Feed analysis, according to Blake, is where nutrition should start.
“This is so simple to do, but so many of us are not utilizing this tool,” she noted.
By sending hay samples to a lab, producers can determine which nutrients are abundant or deficient in the diet of their cows.
“If a producer needs help, they can call a vet or the Extension office. They will be happy to give any assistance needed for collecting those samples and getting them mailed out,” she added.
Once nutritional composition is determined for areas of a producer’s operation, management decisions can be implemented to ensure cattle are getting the maximum benefit of their feed.
“We can only manage what we measure,” Blake commented.
Good health records help producers track changes and health concerns in their herd.
“We need to keep records and learn to control what we can while working within our environment,” she continued.
Vaccinations, Blake commented, are the last component of a herd health program.
“Vaccination is a tool that we use along with management. We are training the immune system to recognize and contain pathogens,” she explained.
Timing, preparation and repetition are important in a good vaccine protocol.
“Get the right kind of vaccine at the right time and give it the right way,” she advised.
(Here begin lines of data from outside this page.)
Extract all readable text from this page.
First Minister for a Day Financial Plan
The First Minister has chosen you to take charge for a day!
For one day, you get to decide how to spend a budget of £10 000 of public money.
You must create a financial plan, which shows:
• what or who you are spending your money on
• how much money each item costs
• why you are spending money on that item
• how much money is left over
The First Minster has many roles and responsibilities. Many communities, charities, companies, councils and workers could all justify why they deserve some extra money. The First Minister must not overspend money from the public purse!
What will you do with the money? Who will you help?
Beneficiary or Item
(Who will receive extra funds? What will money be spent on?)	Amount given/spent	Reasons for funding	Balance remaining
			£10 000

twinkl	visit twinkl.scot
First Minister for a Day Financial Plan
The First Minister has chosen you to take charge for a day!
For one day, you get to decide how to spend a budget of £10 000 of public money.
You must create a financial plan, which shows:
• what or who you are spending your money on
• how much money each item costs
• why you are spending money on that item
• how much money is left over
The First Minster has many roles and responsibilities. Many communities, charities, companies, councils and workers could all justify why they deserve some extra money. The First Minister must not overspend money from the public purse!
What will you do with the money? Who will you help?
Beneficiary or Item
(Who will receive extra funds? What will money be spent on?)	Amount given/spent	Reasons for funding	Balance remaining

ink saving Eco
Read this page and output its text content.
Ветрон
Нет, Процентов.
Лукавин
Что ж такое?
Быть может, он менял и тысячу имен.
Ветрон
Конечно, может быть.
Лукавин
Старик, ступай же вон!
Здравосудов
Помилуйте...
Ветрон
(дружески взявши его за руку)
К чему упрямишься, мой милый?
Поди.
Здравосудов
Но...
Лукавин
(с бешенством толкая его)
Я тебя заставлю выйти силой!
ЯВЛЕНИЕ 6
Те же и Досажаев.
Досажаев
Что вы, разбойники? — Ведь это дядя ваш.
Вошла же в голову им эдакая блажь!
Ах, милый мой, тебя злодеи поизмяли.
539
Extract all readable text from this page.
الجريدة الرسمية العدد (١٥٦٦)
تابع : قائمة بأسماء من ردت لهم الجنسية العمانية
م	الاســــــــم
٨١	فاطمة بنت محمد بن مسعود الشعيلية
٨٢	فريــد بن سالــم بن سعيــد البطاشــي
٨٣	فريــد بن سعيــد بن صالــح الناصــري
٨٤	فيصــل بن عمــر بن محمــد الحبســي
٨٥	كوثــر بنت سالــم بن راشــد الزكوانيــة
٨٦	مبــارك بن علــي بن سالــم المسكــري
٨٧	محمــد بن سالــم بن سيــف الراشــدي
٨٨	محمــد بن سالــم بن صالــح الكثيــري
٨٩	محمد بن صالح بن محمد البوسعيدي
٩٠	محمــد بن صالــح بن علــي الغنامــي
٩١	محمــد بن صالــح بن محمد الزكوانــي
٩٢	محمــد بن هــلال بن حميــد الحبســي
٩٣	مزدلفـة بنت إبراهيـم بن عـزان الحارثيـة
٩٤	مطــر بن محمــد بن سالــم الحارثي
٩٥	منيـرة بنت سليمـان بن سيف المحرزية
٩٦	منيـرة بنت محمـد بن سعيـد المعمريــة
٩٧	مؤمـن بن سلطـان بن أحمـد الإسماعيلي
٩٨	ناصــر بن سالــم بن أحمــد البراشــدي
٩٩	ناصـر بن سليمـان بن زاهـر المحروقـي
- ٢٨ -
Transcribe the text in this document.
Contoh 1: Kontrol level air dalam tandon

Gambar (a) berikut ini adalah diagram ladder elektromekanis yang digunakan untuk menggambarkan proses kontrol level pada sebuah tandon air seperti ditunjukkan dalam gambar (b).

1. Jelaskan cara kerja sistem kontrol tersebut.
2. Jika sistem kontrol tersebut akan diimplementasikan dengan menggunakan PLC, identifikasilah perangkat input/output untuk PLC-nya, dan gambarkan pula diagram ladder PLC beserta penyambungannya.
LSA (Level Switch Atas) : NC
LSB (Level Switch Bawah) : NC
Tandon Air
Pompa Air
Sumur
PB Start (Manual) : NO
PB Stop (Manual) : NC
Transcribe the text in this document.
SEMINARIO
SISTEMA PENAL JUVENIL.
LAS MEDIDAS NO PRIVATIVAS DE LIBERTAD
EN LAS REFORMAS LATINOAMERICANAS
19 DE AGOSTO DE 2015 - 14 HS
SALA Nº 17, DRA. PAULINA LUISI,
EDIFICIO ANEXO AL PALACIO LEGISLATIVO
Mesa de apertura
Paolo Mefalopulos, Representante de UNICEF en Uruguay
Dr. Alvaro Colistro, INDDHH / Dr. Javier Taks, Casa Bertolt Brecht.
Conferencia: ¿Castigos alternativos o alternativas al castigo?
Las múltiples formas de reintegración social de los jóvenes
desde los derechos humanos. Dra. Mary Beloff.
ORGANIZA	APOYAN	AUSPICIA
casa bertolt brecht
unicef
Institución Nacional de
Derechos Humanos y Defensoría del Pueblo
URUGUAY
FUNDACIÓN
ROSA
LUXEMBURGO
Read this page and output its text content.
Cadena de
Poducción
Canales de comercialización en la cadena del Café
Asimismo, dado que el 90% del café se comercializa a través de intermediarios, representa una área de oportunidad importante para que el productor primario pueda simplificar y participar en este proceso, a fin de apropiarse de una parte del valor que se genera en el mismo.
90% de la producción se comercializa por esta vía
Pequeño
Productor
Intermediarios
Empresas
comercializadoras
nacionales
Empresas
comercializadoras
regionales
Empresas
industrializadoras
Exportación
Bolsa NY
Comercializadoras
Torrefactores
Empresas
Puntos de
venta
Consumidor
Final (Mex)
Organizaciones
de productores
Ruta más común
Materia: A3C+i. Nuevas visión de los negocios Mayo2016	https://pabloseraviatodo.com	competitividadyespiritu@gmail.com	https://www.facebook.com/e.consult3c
Ordering should be done ahead of time to allow for any out-of-stock items, and producers should plan for booster vaccines and follow up accordingly.
“Athletes don’t just develop one skill and never work on it again. They work on every skill that they need, every day. Likewise, repetition in vaccination is important for training the immune system,” she noted.
Choosing a vaccine can often be influenced by factors that are not necessarily the most beneficial, such as tradition, neighbors or environment.
“Markets are also going to become more influential on the decisions that we make,” Blake added.
Consumer concern over antibiotics and animal welfare will influence how feedlots administer medications in the future, and the effect will trickle down to cow/calf producers.
“We are also influenced by our vaccine consultant, advertising, marketing gimmicks, price and availability,” Blake continued.
Blake encouraged producers to base their vaccination programs on operational goals.
“When I am developing a vaccine protocol, I sit down with my client and have them fill out a five-page questionnaire about their herd,” she explained. “I want to know everything.”
Blake’s questionnaire asks producers about their calving rates, conception rates, range schedules, breeding schedules, breeding locations such as the barn or pasture, branding schedules and more.
“I want a feed analysis first and foremost. If a producer is not willing to do a feed analysis, there is not a whole lot that I can work off of without that information,” she commented.
Setting a program
Once all of the data is collected, Blake works with her clients to create a 365-day vaccination calendar.
“We look at the risk assessment, diseases of concern and goals before picking vaccines that are best suited to that producer’s environment, goals and needs,” she stated.
The calendar includes dates for administering vaccines, as well as notes about which vaccines to use and when to order them so producers are prepared with all of the right materials.
“There are 150 different vaccines on the market today for the routine things we vaccinate for. We can make a decision, but we can not make a wise decision in five minutes or less,” she commented.
She encouraged producers to be intentional about their vaccine programs, with a plan and protocol for who administers what, when and how.
“We should get professional help if we need it and talk to people who know more about it than we do,” Blake said.